1964 - Awarded the Davy Medal of the Royal Society

1971 - Honorary Doctor of Laws (LL.D.) degree from Whittier College

1978 - Priestley medal of the American Chemical Society

Calvin was featured on the 2011 volume of the American Scientists collection of US postage stamps, along with Asa Gray, Maria Goeppert-Mayer, and Severo Ochoa. This was the third volume in the series, the first two having been released in 2005 and 2008.
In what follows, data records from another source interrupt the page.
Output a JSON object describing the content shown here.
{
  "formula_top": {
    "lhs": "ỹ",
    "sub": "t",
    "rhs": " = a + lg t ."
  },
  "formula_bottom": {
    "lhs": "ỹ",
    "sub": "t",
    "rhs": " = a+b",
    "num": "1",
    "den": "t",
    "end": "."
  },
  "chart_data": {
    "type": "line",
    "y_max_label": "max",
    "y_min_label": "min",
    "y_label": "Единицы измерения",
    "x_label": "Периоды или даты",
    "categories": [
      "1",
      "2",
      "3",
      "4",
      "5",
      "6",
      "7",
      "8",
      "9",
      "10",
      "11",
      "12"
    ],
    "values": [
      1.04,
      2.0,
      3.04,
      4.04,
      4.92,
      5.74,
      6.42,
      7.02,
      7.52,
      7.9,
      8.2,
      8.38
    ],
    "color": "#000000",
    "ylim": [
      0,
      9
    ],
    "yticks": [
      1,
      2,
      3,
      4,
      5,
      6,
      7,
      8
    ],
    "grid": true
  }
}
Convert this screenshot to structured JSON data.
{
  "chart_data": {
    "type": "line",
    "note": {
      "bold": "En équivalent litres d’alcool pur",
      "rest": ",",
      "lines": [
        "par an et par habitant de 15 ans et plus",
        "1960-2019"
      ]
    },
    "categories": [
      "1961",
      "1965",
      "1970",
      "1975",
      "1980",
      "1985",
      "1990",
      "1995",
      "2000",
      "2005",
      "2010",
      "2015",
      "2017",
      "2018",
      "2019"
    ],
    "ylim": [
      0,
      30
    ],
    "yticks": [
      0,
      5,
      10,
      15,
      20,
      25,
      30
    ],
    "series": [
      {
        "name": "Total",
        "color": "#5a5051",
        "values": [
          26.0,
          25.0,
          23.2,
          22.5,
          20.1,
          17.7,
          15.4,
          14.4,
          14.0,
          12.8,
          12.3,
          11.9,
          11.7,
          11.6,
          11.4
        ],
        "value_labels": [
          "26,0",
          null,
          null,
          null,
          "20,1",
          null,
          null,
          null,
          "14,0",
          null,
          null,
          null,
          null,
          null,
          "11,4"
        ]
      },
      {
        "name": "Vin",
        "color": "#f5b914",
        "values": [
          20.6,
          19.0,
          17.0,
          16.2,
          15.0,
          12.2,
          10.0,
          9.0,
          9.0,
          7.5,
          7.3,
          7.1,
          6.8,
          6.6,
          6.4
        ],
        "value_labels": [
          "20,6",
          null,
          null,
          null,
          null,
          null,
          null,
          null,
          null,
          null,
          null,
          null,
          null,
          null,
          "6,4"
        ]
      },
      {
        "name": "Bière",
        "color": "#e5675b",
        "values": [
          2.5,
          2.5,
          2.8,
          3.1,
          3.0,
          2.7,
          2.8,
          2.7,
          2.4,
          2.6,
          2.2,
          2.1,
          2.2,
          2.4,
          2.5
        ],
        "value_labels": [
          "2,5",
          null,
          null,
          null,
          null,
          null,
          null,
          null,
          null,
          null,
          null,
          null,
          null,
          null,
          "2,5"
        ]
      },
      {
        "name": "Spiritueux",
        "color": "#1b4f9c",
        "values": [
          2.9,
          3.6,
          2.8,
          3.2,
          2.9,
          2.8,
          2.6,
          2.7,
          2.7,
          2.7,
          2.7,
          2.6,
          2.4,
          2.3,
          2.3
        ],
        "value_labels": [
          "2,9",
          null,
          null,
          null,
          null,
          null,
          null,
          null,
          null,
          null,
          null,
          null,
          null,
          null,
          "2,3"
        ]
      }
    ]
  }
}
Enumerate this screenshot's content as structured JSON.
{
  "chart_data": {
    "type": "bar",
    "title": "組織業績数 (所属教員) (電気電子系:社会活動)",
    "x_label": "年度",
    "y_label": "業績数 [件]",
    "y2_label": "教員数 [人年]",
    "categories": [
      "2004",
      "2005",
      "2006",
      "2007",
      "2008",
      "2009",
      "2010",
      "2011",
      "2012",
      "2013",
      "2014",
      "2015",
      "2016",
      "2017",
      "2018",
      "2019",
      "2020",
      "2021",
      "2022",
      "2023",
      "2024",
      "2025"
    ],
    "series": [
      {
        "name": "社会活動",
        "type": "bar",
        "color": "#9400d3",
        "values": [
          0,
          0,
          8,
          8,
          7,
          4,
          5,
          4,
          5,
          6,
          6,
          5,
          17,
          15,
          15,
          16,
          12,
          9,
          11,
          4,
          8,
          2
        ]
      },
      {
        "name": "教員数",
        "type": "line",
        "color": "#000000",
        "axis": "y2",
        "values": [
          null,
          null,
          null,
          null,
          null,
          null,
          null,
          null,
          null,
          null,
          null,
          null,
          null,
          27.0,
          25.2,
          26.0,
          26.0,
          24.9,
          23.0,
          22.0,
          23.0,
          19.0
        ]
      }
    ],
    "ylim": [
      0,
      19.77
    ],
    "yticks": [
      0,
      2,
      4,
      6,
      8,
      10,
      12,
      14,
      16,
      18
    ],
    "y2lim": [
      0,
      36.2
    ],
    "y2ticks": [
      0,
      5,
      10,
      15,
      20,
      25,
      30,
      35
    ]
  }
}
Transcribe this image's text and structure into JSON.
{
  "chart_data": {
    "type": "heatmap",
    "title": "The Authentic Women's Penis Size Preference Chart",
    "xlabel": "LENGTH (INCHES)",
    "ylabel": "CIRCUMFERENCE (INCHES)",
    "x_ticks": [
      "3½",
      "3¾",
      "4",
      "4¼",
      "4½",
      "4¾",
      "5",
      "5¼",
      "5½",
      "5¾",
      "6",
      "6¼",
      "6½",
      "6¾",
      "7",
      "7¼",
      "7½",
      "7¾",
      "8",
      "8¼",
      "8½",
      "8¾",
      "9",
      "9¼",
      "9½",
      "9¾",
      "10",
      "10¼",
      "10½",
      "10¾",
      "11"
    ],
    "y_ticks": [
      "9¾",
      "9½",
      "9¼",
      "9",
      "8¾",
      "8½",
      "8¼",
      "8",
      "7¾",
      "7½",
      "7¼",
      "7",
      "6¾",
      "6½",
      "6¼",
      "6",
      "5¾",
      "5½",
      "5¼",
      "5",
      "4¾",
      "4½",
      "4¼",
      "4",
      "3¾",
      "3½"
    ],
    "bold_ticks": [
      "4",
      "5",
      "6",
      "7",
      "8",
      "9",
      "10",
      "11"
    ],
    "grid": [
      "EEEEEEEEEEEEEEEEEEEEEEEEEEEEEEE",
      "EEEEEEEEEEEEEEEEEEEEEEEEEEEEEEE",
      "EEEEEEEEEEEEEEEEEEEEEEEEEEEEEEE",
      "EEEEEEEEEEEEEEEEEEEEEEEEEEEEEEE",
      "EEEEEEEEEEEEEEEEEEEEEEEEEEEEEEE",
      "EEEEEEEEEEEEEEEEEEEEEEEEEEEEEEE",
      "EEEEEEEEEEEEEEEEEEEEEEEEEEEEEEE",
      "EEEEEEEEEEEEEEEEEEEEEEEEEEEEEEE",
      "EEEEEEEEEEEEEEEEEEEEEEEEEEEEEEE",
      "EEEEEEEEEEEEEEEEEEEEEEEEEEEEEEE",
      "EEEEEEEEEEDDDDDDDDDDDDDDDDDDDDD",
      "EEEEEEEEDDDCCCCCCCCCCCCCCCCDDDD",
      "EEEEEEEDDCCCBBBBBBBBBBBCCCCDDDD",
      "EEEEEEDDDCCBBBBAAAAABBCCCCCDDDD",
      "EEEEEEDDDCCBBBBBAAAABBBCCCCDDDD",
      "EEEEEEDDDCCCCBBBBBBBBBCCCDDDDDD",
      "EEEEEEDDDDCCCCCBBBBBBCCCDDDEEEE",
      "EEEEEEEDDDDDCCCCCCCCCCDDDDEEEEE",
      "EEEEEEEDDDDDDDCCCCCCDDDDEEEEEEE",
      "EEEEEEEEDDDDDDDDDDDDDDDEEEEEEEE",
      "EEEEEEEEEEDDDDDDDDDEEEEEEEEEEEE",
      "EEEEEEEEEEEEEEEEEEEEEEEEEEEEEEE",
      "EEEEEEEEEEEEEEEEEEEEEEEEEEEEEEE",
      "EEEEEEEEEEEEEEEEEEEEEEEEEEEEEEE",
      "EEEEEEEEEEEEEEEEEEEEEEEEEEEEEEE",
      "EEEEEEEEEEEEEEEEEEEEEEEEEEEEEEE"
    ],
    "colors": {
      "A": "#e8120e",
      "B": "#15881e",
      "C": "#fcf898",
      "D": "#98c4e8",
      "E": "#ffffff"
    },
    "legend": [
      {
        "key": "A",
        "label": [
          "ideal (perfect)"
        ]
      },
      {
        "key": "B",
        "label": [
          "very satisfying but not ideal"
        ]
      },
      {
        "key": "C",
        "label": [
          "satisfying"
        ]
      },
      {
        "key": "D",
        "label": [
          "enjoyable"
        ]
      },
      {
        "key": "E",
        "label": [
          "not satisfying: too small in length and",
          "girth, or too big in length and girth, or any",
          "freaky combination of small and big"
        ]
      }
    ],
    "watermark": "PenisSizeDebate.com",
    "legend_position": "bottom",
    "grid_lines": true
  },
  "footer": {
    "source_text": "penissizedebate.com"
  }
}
Calvin was award 13 other honorary degrees.

== Publications ==

- Bassham, J. A., Benson, A. A., and Calvin, M. "The Path of Carbon in Photosynthesis VIII. The Role of Malic Acid.", Ernest Orlando Lawrence Berkeley National Laboratory, University of California Radiation Laboratory–Berkeley, United States Department of Energy (through predecessor agency the Atomic Energy Commission), (January 25, 1950).
- Badin, E. J., and Calvin, M. "The Path of Carbon in Photosynthesis IX. Photosynthesis, Photoreduction, and the Hydrogen-Oxygen-Carbon Dioxide Dark Reaction.", Ernest Orlando Lawrence Berkeley National Laboratory, University of California Radiation Laboratory–Berkeley, United States Department of Energy (through predecessor agency the Atomic Energy Commission), (February 1, 1950).
- Calvin, M., Bassham, J. A., Benson, A. A., Kawaguchi, S., Lynch, V. H., Stepka, W., and Tolbert, N. E."The Path of Carbon in Photosynthesis XIV.", Ernest Orlando Lawrence Berkeley National Laboratory, University of California Radiation Laboratory–Berkeley, United States Department of Energy (through predecessor agency the Atomic Energy Commission), (June 30, 1951).
- Calvin, M. "Photosynthesis: The Path of Carbon in Photosynthesis and the Primary Quantum Conversion Act of Photosynthesis.", Ernest Orlando Lawrence Berkeley National Laboratory, University of California Radiation Laboratory-Berkeley, United States Department of Energy (through predecessor agency the Atomic Energy Commission), (November 22, 1952).
- Bassham, J. A., and Calvin, M. "The Path of Carbon in Photosynthesis", Ernest Orlando Lawrence Berkeley National Laboratory, University of California Lawrence Radiation Laboratory-Berkeley, United States Department of Energy (through predecessor agency the Atomic Energy Commission), (October 1960).
- Calvin, M. "The Path of Carbon in Photosynthesis (Nobel Prize Lecture).", Ernest Orlando Lawrence Berkeley National Laboratory, University of California Radiation Laboratory-Berkeley, United States Department of Energy (through predecessor agency the Atomic Energy Commission), (December 11, 1961).